On Sunday, Nov. 30, security consulting firm FireEye published a report on the current hacking efforts of a group dubbed FIN4. FIN4 has targeted more than 100 organizations, 68 percent of them publicly traded healthcare and pharmaceutical companies, stealing non-public information for illicit trading advantage. Additional targets include law firm partners and M&A consultants privy to proprietary information on imminent merger and acquisition transactions or other non-public, market-moving developments.
FIN4 uses a spearphishing strategy, sending targeted emails to executives and convincing them to provide their email account login credentials, such as through macros embedded in attached documents that generate what appear to be legitimate system alerts of timed-out Outlook sessions, requiring a fresh login by the user. Once FIN4 hackers have the login credentials for an executive’s email account, they gain access to confidential information, along with the ability to launch further phishing messages to other targets from the compromised account.
And in an ironic twist, FIN4 also establishes rules in such executives’ email accounts to automatically delete any incoming messages containing “hacked,” “phish,” “malware” or other words warning that the user’s account may have been compromised. FireEye notes that FIN4’s spearphishing messages appear to be written by native English speakers with a sophisticated familiarity for deals and public company concerns, making such messages more compelling lures for the unsuspecting executives.
FIN4 Lessons Learned:
- Don’t “Outsource” Data Security to IT: Data security is not merely the job of the IT department (or of the organization’s security officer). It’s everyone’s responsibility. While FIN4 reminds us of important technical safeguards (such as multi-factor authentication where appropriate, disabling VBA macros in Outlook, and blocking domains known to be used by hackers such as FIN4), the FIN4 strategy involves no injection of any malware to be detected by system security scans. Instead, many forms of cyber attack, such as FIN4’s spearphishing methods, are designed to exploit human security vulnerabilities. We are the weak link.
- Raise Data Security Awareness of the Workforce – Including the C-Suite: Organizations should provide data security workforce training, but just as important, there should be an ongoing awareness campaign, with periodic reminders of data security tips and techniques, especially on access controls such as strong passwords, and how to recognize phishing and other social engineering attacks. And upper management is not exempt – in fact, as with FIN4, the C-suite may indeed be the target.

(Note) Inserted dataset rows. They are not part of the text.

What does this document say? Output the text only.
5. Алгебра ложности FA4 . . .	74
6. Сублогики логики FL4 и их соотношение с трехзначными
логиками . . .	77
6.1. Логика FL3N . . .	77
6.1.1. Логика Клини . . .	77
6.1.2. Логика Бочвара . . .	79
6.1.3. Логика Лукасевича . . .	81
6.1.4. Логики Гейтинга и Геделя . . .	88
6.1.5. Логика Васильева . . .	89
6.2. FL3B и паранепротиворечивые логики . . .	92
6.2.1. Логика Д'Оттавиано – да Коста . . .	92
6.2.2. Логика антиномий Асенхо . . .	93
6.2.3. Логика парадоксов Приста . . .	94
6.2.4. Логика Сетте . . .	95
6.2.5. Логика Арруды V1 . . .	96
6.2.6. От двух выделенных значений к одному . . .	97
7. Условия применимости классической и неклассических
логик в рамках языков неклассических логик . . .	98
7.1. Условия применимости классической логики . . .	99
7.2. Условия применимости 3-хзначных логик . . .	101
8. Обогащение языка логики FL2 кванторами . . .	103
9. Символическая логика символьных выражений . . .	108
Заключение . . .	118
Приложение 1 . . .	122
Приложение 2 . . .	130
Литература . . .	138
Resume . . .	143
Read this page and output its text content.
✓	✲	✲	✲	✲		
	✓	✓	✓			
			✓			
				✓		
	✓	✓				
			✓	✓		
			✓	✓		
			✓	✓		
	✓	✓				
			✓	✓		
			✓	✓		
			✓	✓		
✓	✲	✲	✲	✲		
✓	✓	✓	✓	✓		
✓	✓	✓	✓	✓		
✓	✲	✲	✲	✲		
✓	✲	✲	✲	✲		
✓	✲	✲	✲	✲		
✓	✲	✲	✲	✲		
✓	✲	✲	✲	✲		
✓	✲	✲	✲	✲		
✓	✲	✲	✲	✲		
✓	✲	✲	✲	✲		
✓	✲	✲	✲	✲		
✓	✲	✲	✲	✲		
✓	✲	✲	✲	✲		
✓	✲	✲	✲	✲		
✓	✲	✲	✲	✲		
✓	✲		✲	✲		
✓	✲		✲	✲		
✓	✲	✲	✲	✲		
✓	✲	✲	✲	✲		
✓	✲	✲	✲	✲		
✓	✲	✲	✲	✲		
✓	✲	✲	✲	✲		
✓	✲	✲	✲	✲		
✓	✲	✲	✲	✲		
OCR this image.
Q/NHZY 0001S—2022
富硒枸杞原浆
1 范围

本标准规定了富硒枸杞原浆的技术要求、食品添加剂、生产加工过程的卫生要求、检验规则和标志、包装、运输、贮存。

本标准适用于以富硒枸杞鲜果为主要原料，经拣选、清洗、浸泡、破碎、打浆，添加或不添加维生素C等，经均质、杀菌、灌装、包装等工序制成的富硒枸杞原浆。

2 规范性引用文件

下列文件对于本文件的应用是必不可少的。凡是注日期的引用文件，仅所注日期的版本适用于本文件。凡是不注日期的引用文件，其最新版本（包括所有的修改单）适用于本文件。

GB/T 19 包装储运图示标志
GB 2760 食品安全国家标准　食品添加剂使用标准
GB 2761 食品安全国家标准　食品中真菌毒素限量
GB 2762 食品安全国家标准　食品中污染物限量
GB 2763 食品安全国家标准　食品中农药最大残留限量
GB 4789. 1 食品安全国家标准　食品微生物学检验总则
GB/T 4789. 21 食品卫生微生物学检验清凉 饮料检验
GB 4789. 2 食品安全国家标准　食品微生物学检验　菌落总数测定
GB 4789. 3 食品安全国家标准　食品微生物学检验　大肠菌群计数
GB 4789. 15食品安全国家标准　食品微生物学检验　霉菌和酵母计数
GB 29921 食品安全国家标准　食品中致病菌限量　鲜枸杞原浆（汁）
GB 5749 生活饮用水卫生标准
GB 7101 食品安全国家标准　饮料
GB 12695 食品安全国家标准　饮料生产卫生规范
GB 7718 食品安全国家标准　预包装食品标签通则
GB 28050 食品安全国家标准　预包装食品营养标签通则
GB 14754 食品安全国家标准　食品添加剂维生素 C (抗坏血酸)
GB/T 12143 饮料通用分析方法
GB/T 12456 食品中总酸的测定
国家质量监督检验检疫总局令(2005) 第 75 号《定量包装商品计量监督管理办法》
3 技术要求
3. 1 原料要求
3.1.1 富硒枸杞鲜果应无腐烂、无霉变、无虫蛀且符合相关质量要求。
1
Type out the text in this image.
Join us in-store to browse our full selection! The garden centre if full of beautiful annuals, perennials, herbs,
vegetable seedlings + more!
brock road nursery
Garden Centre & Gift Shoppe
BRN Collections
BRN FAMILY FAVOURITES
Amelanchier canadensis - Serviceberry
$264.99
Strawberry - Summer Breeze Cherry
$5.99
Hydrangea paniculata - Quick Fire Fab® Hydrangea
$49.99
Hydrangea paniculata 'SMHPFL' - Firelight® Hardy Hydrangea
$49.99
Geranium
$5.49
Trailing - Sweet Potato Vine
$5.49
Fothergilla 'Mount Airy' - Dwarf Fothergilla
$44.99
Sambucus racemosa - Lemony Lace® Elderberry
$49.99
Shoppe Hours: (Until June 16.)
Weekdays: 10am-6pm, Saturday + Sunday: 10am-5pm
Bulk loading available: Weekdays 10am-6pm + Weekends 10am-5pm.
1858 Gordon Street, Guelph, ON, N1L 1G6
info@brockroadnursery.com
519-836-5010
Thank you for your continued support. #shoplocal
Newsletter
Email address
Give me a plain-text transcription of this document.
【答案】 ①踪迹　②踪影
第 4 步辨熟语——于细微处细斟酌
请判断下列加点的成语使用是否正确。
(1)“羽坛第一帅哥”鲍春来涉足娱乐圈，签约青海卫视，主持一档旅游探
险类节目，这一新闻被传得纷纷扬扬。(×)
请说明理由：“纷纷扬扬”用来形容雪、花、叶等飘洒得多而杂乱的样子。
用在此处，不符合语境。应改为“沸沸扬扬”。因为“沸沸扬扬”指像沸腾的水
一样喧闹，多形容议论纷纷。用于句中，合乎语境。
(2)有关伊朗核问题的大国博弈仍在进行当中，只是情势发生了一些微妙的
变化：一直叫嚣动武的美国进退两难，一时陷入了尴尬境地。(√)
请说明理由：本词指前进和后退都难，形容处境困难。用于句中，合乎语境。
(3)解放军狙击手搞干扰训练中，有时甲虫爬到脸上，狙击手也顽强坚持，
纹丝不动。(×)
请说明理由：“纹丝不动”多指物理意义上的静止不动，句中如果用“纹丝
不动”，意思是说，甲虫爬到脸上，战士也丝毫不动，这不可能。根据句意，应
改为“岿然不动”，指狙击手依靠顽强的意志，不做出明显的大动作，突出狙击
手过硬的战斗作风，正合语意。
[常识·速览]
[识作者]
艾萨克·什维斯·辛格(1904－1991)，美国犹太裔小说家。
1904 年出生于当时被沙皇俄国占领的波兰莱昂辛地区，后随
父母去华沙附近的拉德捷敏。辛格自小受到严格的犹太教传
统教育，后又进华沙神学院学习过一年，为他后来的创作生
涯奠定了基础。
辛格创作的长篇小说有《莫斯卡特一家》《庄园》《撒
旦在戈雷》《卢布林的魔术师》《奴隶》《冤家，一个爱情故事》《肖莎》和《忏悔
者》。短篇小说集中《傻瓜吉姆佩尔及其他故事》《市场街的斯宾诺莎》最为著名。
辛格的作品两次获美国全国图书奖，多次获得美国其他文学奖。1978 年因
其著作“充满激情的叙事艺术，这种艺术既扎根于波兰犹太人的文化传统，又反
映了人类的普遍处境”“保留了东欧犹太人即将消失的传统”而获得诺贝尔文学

- Slow Down, be Skeptical, and Verify: Phishing and other forms of social engineering play upon our haste in life and the workplace – we often simply don’t take the time to listen as our inner voice tells us “there’s something not quite right about this!” So, slow down just a notch as you field your incoming messages on a desktop or mobile device. Apply a healthy dose of skepticism, instead of simply assuming the bona fides of the sender. Remember, spearphishers may have done a surprising amount of homework to convey familiarity and trustworthiness. If sensitive information is requested, separately and independently confirm the request is legitimate, and use your own, secure means of providing the information. And never, ever enter your account password or other authentication information unless you are rock-solid sure that doing so is legitimate and secure.